With the exception of Welber, Espinosa's young assistant, everyone both in and out of the Rio police force is a suspect. At one point, Espinosa even has Welber follow him up and down the streets of Rio to see if the youthful, perceptive detective can spot anyone else on his tail.
Ah, Rio. One of the great delights in reading Garcia-Roza is the way the samba beat and exuberance of Rio de Janeiro exude their vital presence on every page. “The station was five blocks down the Avenida Atlântica and two to the right, up Hilário de Gouveia. Whenever possible, Espinosa preferred to take the Avenida Atlântica. The soft breeze kept the sea calm, with small waves, and seagulls flew in groups toward the Cagarras Islands.”
I've come to love the way Garcia-Roza includes interesting, fully developed characters that seem to burst out on the page. One sexy, vivacious lady deserves a special call-out: Serena, the wife of a high-ranking government official, is pulled into the unfolding drama when, standing at the window of her apartment on the tenth floor, an apartment on the corner of Avenida Atlântica, she notices a commotion in the apartment across the street, less than ten yards away. A woman is gesticulating and pacing across the room.
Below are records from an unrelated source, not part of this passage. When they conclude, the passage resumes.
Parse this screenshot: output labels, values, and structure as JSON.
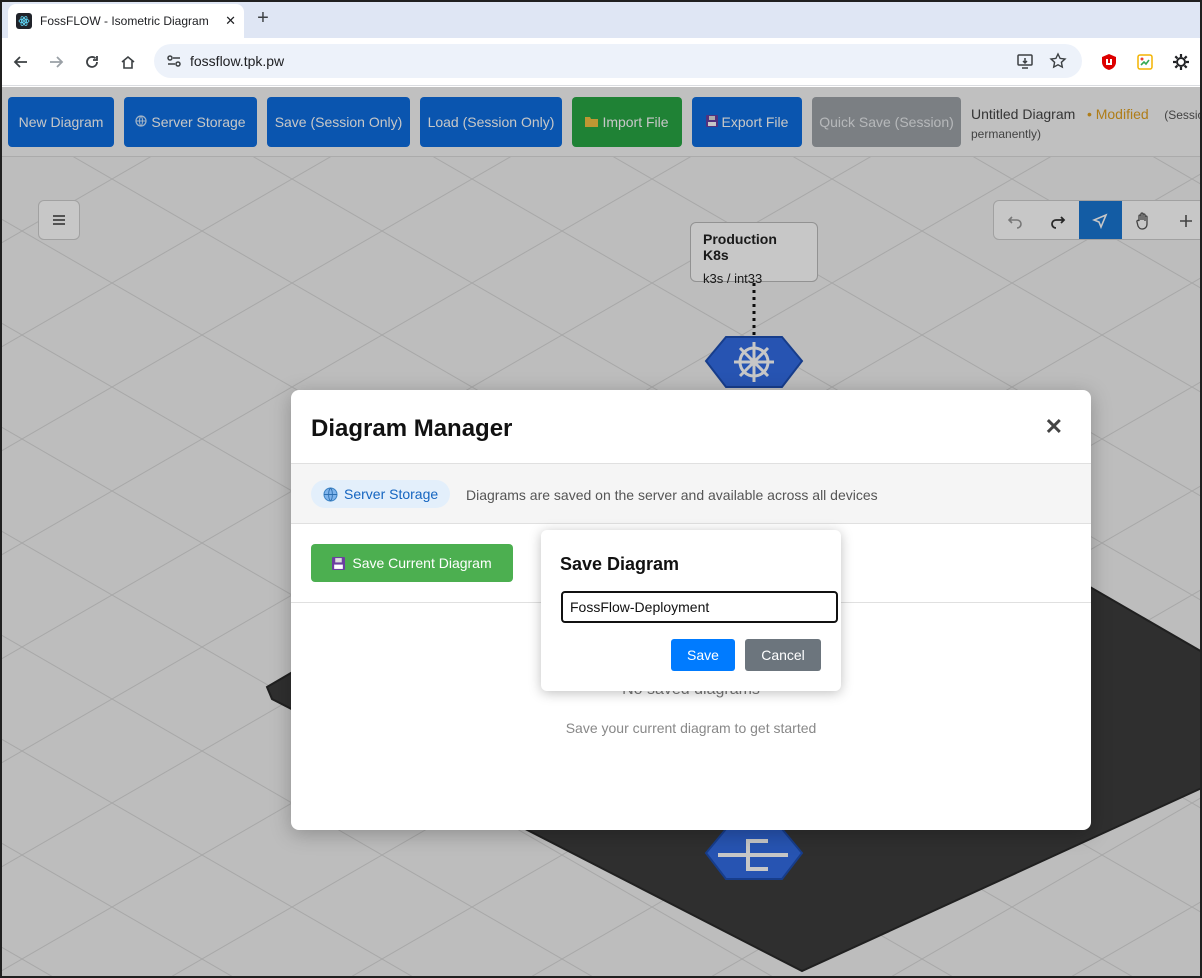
{
  "browser": {
    "tab_title": "FossFLOW - Isometric Diagram",
    "tab_close": "✕",
    "new_tab": "+",
    "url": "fossflow.tpk.pw"
  },
  "appbar": {
    "buttons": [
      {
        "label": "New Diagram",
        "icon": "",
        "color": "blue"
      },
      {
        "label": "Server Storage",
        "icon": "globe-icon",
        "color": "blue"
      },
      {
        "label": "Save (Session Only)",
        "icon": "",
        "color": "blue"
      },
      {
        "label": "Load (Session Only)",
        "icon": "",
        "color": "blue"
      },
      {
        "label": "Import File",
        "icon": "folder-icon",
        "color": "green"
      },
      {
        "label": "Export File",
        "icon": "floppy-icon",
        "color": "blue"
      },
      {
        "label": "Quick Save (Session)",
        "icon": "",
        "color": "gray"
      }
    ],
    "diagram_title": "Untitled Diagram",
    "modified": "• Modified",
    "session_note": "(Session",
    "session_note_2": "permanently)"
  },
  "canvas": {
    "node_title": "Production K8s",
    "node_subtitle": "k3s / int33"
  },
  "modal": {
    "title": "Diagram Manager",
    "close": "✕",
    "storage_label": "Server Storage",
    "storage_description": "Diagrams are saved on the server and available across all devices",
    "save_current_label": "Save Current Diagram",
    "empty_title": "No saved diagrams",
    "empty_subtitle": "Save your current diagram to get started"
  },
  "save_dialog": {
    "title": "Save Diagram",
    "input_value": "FossFlow-Deployment",
    "save_label": "Save",
    "cancel_label": "Cancel"
  },
  "colors": {
    "primary_blue": "#0d6ee0",
    "green": "#28a745",
    "modified": "#e0a020"
  }
}
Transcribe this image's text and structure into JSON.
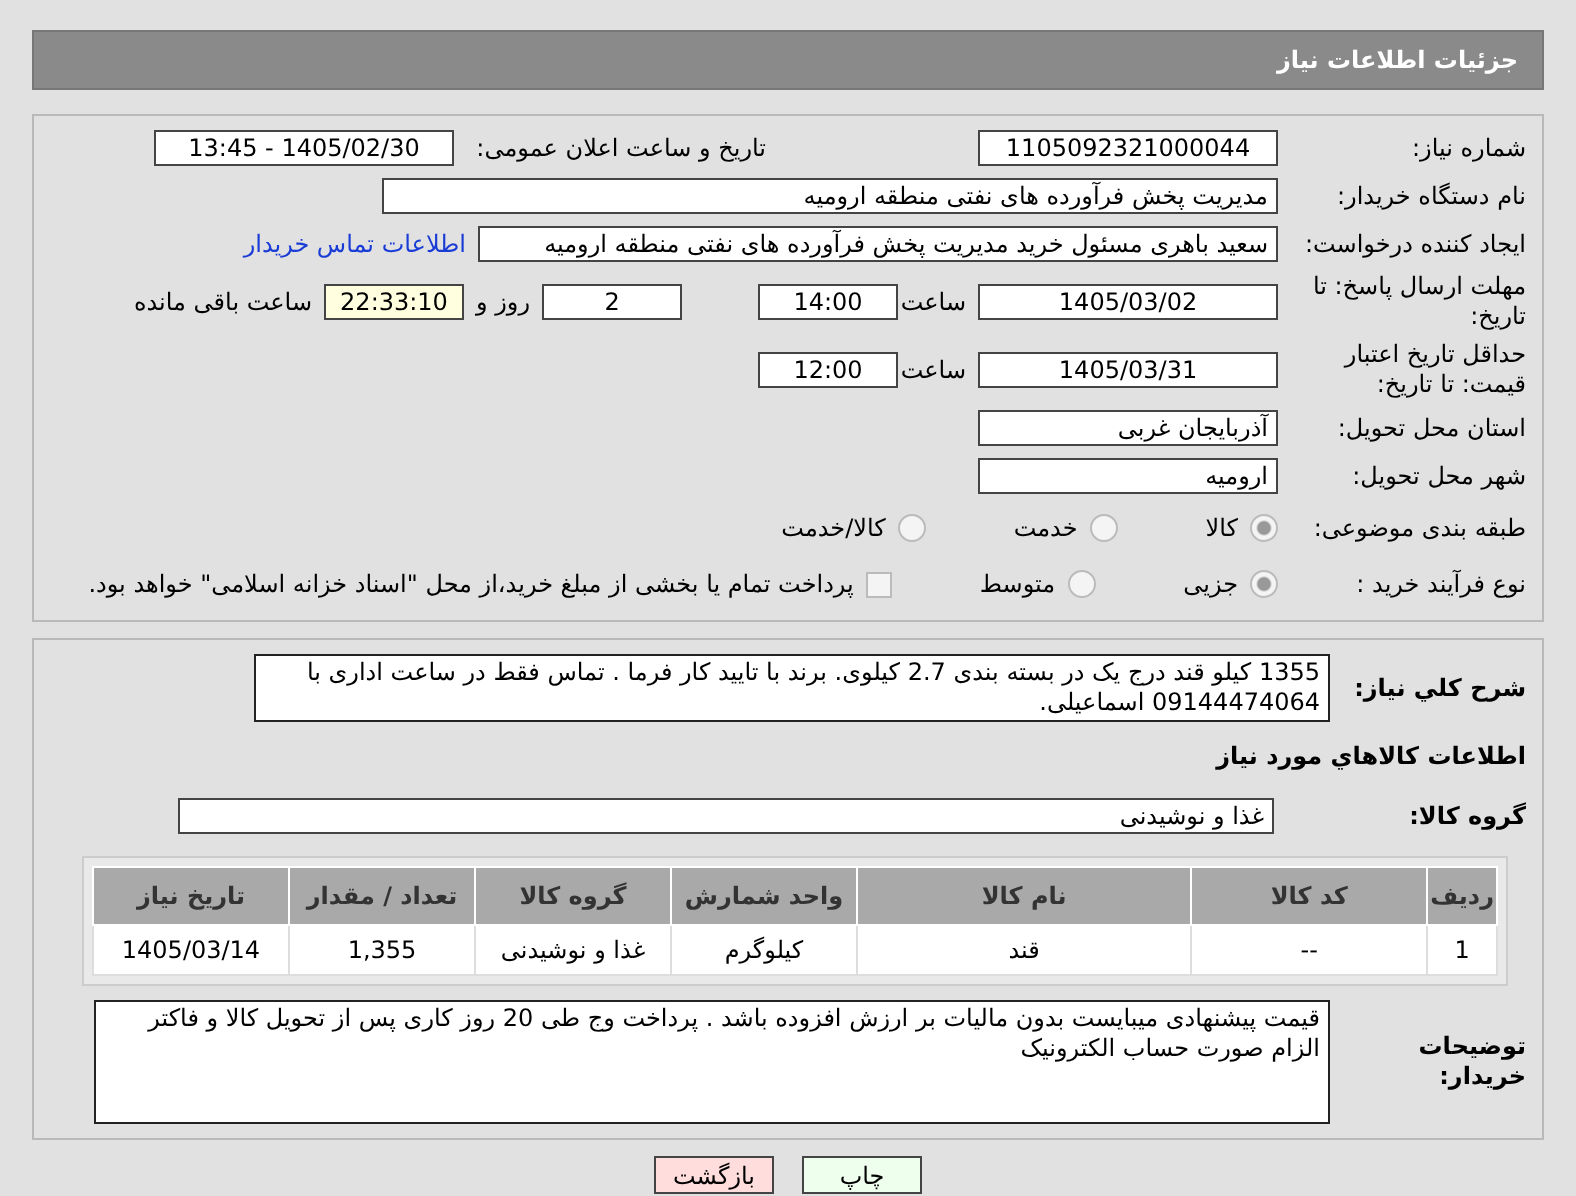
{
  "header": {
    "title": "جزئیات اطلاعات نیاز"
  },
  "need_number": {
    "label": "شماره نیاز:",
    "value": "1105092321000044"
  },
  "announce": {
    "label": "تاریخ و ساعت اعلان عمومی:",
    "value": "1405/02/30 - 13:45"
  },
  "buyer_org": {
    "label": "نام دستگاه خریدار:",
    "value": "مدیریت پخش فرآورده های نفتی منطقه ارومیه"
  },
  "creator": {
    "label": "ایجاد کننده درخواست:",
    "value": "سعید باهری مسئول خرید مدیریت پخش فرآورده های نفتی منطقه ارومیه",
    "link": "اطلاعات تماس خریدار"
  },
  "deadline": {
    "label": "مهلت ارسال پاسخ: تا تاریخ:",
    "date": "1405/03/02",
    "time_label": "ساعت",
    "time": "14:00",
    "days": "2",
    "days_label": "روز و",
    "remaining": "22:33:10",
    "remaining_label": "ساعت باقی مانده"
  },
  "validity": {
    "label": "حداقل تاریخ اعتبار قیمت: تا تاریخ:",
    "date": "1405/03/31",
    "time_label": "ساعت",
    "time": "12:00"
  },
  "province": {
    "label": "استان محل تحویل:",
    "value": "آذربایجان غربی"
  },
  "city": {
    "label": "شهر محل تحویل:",
    "value": "ارومیه"
  },
  "category": {
    "label": "طبقه بندی موضوعی:",
    "options": [
      {
        "label": "کالا",
        "selected": true
      },
      {
        "label": "خدمت",
        "selected": false
      },
      {
        "label": "کالا/خدمت",
        "selected": false
      }
    ]
  },
  "process": {
    "label": "نوع فرآیند خرید :",
    "options": [
      {
        "label": "جزیی",
        "selected": true
      },
      {
        "label": "متوسط",
        "selected": false
      }
    ],
    "payment": {
      "label": "پرداخت تمام یا بخشی از مبلغ خرید،از محل \"اسناد خزانه اسلامی\" خواهد بود.",
      "checked": false
    }
  },
  "description": {
    "label": "شرح کلي نياز:",
    "value": "1355 کیلو قند درج یک در بسته بندی 2.7 کیلوی. برند با تایید کار فرما . تماس فقط در ساعت اداری با 09144474064 اسماعیلی."
  },
  "goods_title": "اطلاعات کالاهاي مورد نياز",
  "goods_group": {
    "label": "گروه کالا:",
    "value": "غذا و نوشیدنی"
  },
  "table": {
    "columns": [
      "ردیف",
      "کد کالا",
      "نام کالا",
      "واحد شمارش",
      "گروه کالا",
      "تعداد / مقدار",
      "تاریخ نیاز"
    ],
    "rows": [
      [
        "1",
        "--",
        "قند",
        "کیلوگرم",
        "غذا و نوشیدنی",
        "1,355",
        "1405/03/14"
      ]
    ]
  },
  "buyer_notes": {
    "label": "توضیحات خریدار:",
    "value": "قیمت پیشنهادی میبایست بدون مالیات بر ارزش افزوده باشد . پرداخت وج طی 20 روز کاری پس از تحویل کالا و فاکتر الزام صورت حساب الکترونیک"
  },
  "buttons": [
    {
      "label": "چاپ",
      "kind": "print"
    },
    {
      "label": "بازگشت",
      "kind": "back"
    }
  ]
}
The woman is talking to someone, but Serina can't make out what the woman might be saying. Suddenly, she sees a purse fly out the window. She looks down on the street in an attempt to locate the purse. “She was still trying to discern the purse when a bigger object flew through her visual field, falling to the sidewalk with an impact and a noise that were unmistakably even to someone who had never seen anybody leap off a high building. Serena, horrified, stared at the woman's body on the sidewalk, arms and legs in positions that reminded her of a broken doll.” Serina becomes obsessed with what she has witnessed. And not long thereafter, Serina becomes obsessed – with Espinosa.
The inclusion of Serina underscores a distinctive feature of Garcia-Roza fiction: the presence of the erotic and the sensual. As to how it will all play out in A Window in Copacabana is for each reader to discover. If I was still using the star system, this sizzling thriller deserves ten stars.